The opening scenes in last year's film,
The Zoo Keeper, and in the upcoming Cameron Diaz/Tom Cruise film,
Knight and Day, were filmed there. MTV used it as a setting for one of
its reality show episodes, as did the Discovery Channel's Time Warp.
Tappet Brothers Tom and Ray regularly refer to it on their immensely
popular National Public Radio show, Car Talk.

The fabled
institution that I write of is Nissenbaum's Auto Recycling Center. It's
a family-owned business that provides end-of-life care to tired and
totaled autos, and it extends the lives of those needing organ
transplants. Those of the deceased's remains that cannot be reused are
sent to the smelter, making things a little easier on the planet.

The
company has provided recycling services since before recycling was a
word or motorcars were on the road. Family patriarch Jacob Nissenbaum
grew up in Brest, a city in Belarus, on the Polish border and fifty
miles from the German border. Brest's location ensured that it was
regularly overrun by invaders, from Mongols in 1241, to Teutonic
Knights in 1379, to Swedes in 1794, to Nazis in 1939.

Jacob
immigrated to the U.S. around 1880 and settled in Somerville. During
the late 19th and early 20th Centuries, Somerville had so many
slaughterhouses that it was called "the Chicago of the East." In 1910,
Jacob began a business that recycled bones collected from meatpacking
operations and sold them to soap manufacturers. The family business has
remained in the same Columbia Street location ever since.

Jacob
begat Joseph, and the company recycled rags. Joseph begat Max, and it
recycled metal and newspapers. Max begat Joseph and Allen, and in 1956,
Nissenbaum's began recycling automobile parts.

Hard work has
always been a family characteristic. Allen and Joe, and now Joe's son
Neil, all began working at 10 or 11 years old, taking the bus to the
shop. They still put in 10-to-12-hour days, 6 days a week.

Over
time, the business continues to change. When they started recycling
autos, they hand wrote tickets for each part and kept them on file.
Books thicker than unabridged dictionaries told them which parts were
interchangeable among makes, models, and years. Now, a computer program
rapidly performs both functions.

Automobiles themselves have
changed.
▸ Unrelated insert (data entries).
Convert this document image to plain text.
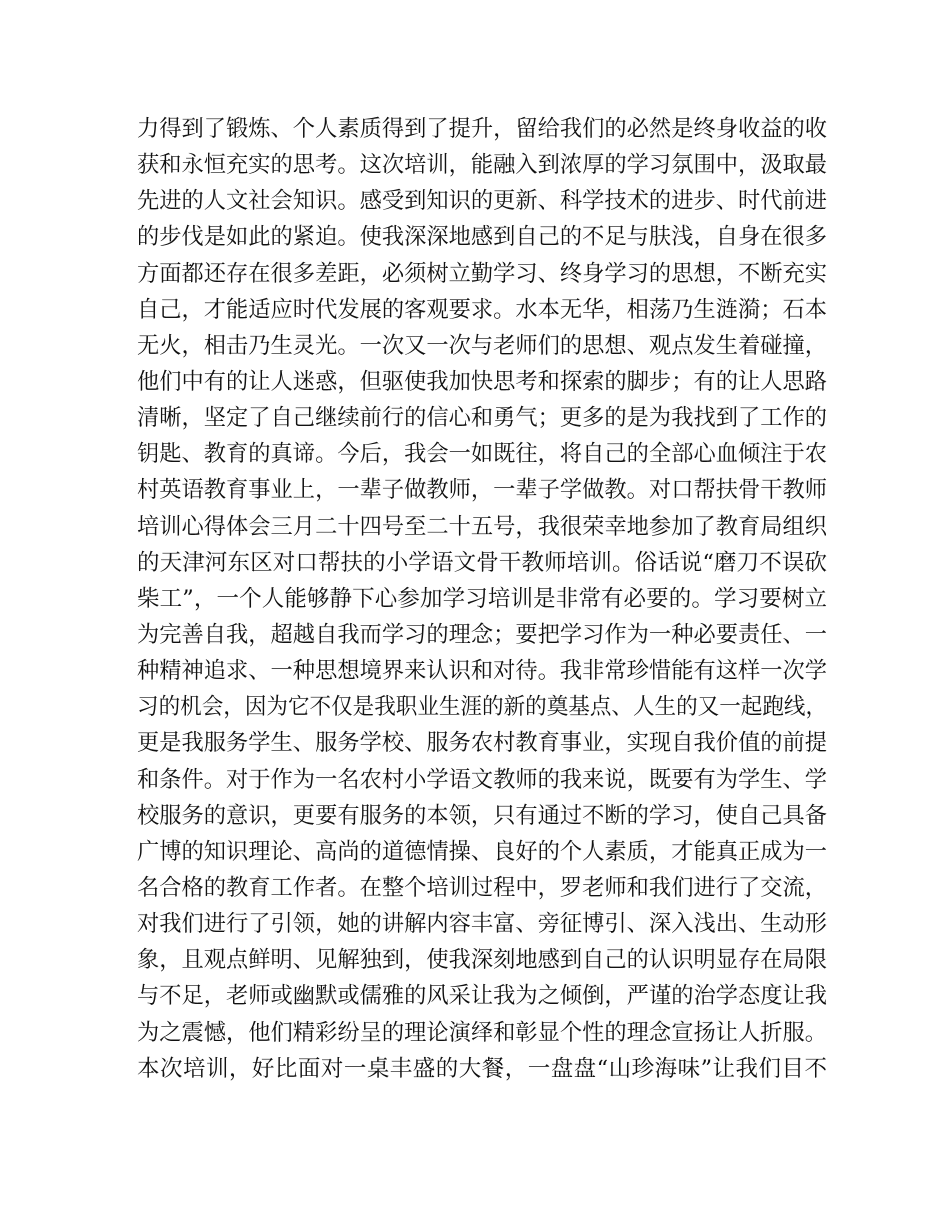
力得到了锻炼、个人素质得到了提升，留给我们的必然是终身收益的收
获和永恒充实的思考。这次培训，能融入到浓厚的学习氛围中，汲取最
先进的人文社会知识。感受到知识的更新、科学技术的进步、时代前进
的步伐是如此的紧迫。使我深深地感到自己的不足与肤浅，自身在很多
方面都还存在很多差距，必须树立勤学习、终身学习的思想，不断充实
自己，才能适应时代发展的客观要求。水本无华，相荡乃生涟漪；石本
无火，相击乃生灵光。一次又一次与老师们的思想、观点发生着碰撞，
他们中有的让人迷惑，但驱使我加快思考和探索的脚步；有的让人思路
清晰，坚定了自己继续前行的信心和勇气；更多的是为我找到了工作的
钥匙、教育的真谛。今后，我会一如既往，将自己的全部心血倾注于农
村英语教育事业上，一辈子做教师，一辈子学做教。对口帮扶骨干教师
培训心得体会三月二十四号至二十五号，我很荣幸地参加了教育局组织
的天津河东区对口帮扶的小学语文骨干教师培训。俗话说“磨刀不误砍
柴工”，一个人能够静下心参加学习培训是非常有必要的。学习要树立
为完善自我，超越自我而学习的理念；要把学习作为一种必要责任、一
种精神追求、一种思想境界来认识和对待。我非常珍惜能有这样一次学
习的机会，因为它不仅是我职业生涯的新的奠基点、人生的又一起跑线，
更是我服务学生、服务学校、服务农村教育事业，实现自我价值的前提
和条件。对于作为一名农村小学语文教师的我来说，既要有为学生、学
校服务的意识，更要有服务的本领，只有通过不断的学习，使自己具备
广博的知识理论、高尚的道德情操、良好的个人素质，才能真正成为一
名合格的教育工作者。在整个培训过程中，罗老师和我们进行了交流，
对我们进行了引领，她的讲解内容丰富、旁征博引、深入浅出、生动形
象，且观点鲜明、见解独到，使我深刻地感到自己的认识明显存在局限
与不足，老师或幽默或儒雅的风采让我为之倾倒，严谨的治学态度让我
为之震憾，他们精彩纷呈的理论演绎和彰显个性的理念宣扬让人折服。
本次培训，好比面对一桌丰盛的大餐，一盘盘“山珍海味”让我们目不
Their growing complexity and high-tech systems have reduced
the number of shade-tree mechanics.

Still, there are 14,000 auto
recyclers in the U.S. who, collectively, are its 14th largest industry.
About 45% of aluminum cans are recycled, while 90% of the materials in
cars are recycled. And while interchangeability of parts is
diminishing, much remains.

Customers often don't realize that
they can ask a mechanic to install a used part, or that they can bring
to the mechanic a used part that they have purchased themselves. Both
used and new parts have a 20% markup, but mechanics like to use new
ones because the markup is off a larger base.

Meanwhile, the
media have discovered Nissenbaum's. MTV's reality show, The Phone,
featured an elimination round in which contestants followed a treasure
hunt through 25 cars, looking for the getaway car's keys.

Time
Warp's schtick is to perform any function faster than is conventionally
done, film it at 2000 frames per second, and then play it back in ultra
slow motion. They said they could turn a car into a pancake much faster
than Nissenbaum's car crusher. So they rented the tallest crane they
could find and dropped a ton of bricks on the unsuspecting vehicle,
getting the job done in a second and a half.
(http://dsc.discovery.com/videos/time-warp-bricks-vs-car.html)

Neil
told them that it took him 10-to-15 minutes to remove a door. They said
they could do it in a fraction of a second, filled the car with
explosives, and removed the other three doors and the roof as well. Of
course the parts weren't exactly reusable.

Tom and Ray Magliozzi
took a picture of Tom in Nissenbaum's parts yard and invited listeners
to suggest captions. The winners appear on the Car Talk website.

If
you've never enjoyed the satisfaction of replacing a failed car part
with an inexpensive-but-effective used one, hard times and climate
change give you two excellent reasons to start. As Allen (Or is it
Joe?) likes to say, "All the other parts on your car are used, so what
are you worried about?"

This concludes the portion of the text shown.